Sochi: A Tale of Two Russias

The 2014 Winter Olympics got their kick off in Sochi last night and don’t worry if you couldn’t watch them for yourself, there is a good chance your Twitter feeds and Facebook walls are cluttered with your friend’s witty recants of the events. But you can’t blame them for the implosion of social media usage – this is a big event – and no one thinks so more than Russia’s own Vladimir Putin.

The Boston Globe said that the Russia presented at tonight’s ceremonies was a Russia bent on global vindication – and they’re right. – check out their in depth coverage of the events!

All of the stops were pulled out for the festivities as Sochi followed Olympic tradition to present their city to the world stage as hosts of the winter games.

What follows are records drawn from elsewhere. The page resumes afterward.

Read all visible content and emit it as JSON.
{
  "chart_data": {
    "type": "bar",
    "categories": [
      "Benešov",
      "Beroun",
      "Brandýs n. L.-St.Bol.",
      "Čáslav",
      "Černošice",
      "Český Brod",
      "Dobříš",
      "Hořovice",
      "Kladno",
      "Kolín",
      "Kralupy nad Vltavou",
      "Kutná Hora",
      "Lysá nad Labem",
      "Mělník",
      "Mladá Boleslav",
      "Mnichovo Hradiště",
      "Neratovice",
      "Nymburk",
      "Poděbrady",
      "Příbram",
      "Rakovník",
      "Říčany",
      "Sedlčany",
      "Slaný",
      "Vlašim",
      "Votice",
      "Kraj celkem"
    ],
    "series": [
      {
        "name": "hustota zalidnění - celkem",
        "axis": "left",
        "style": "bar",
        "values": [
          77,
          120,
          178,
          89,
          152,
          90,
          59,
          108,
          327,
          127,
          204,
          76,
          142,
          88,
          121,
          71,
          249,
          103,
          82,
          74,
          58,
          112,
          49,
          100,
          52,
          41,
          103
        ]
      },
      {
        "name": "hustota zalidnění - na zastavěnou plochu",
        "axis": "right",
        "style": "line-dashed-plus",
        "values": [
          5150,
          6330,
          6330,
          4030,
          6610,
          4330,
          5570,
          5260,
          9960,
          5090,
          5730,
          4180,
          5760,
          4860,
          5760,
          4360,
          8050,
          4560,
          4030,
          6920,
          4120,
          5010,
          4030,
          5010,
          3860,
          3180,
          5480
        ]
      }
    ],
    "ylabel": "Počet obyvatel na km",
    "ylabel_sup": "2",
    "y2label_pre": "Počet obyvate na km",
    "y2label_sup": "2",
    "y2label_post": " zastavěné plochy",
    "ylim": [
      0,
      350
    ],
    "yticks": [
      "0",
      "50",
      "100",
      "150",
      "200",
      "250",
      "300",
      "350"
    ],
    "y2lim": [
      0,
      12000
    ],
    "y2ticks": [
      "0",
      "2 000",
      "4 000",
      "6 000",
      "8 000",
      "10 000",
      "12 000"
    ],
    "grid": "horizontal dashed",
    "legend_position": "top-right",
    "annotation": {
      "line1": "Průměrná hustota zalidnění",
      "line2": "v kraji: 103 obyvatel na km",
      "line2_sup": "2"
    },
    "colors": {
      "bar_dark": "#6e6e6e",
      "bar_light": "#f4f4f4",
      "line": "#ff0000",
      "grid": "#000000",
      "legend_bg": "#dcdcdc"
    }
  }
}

And while Russia played along with the presentation of their culture and dramatic fanfare, you couldn’t help but to laugh at the ironic undertones of the event that essentially left out the unpleasant moments of Russian history.

In a short video history of Russia that opened the Ceremony, event planners blatantly left out the struggles that plagued the former monarchial and soviet systems that have governed Russia.

I suppose there was some sad attempt at representing the Soviet infliction of industrial change via a performance that entailed comically large machinery and dancers dressed in black and red unitards- but I would hardly call that historically accurate.

No one was expecting a dramatic interpretation of the Stalin-era gulag system to be played out for us in these Opening Ceremonies, but for it to be breezed over completely seems hard to believe.

Let’s give President Putin the benefit of the doubt for a minute. Let’s give him his chance to bring Russia back to the world stage. As the New York Times put it, “the ceremony was, in many respects, the introduction to the world of a re-created Russia, one far different from the Union of Soviet Socialist Republics that hosted the Summer Games in Moscow in 1980.”

This is the first time the Olympic Games have graced Russian and not Soviet soil, and that is a big deal. This is Putin’s chance to separate his Russia from it’s Soviet stigma. Certainly historians will cringe at every ignorance of Soviet tragedy, but if Vladimir wants to show to the world Russia’s classical ballet and flying horses, then so be it.

But Russia couldn’t completely leave all of it’s stereotypes behind in the unveiling of the 2014 Olympic Games (which happen to be the most expensive in history). In a failed attempt of large snowflakes turning into the Olympic rings, the fifth ring failed to expand and viewers were left with an image reminiscent of Soviet backwardness.

If you couldn’t see the irony in Friday night’s events, there is no doubt that you could see that the next 16 days and nights of Sochi’s Olympic coverage will be worth watching.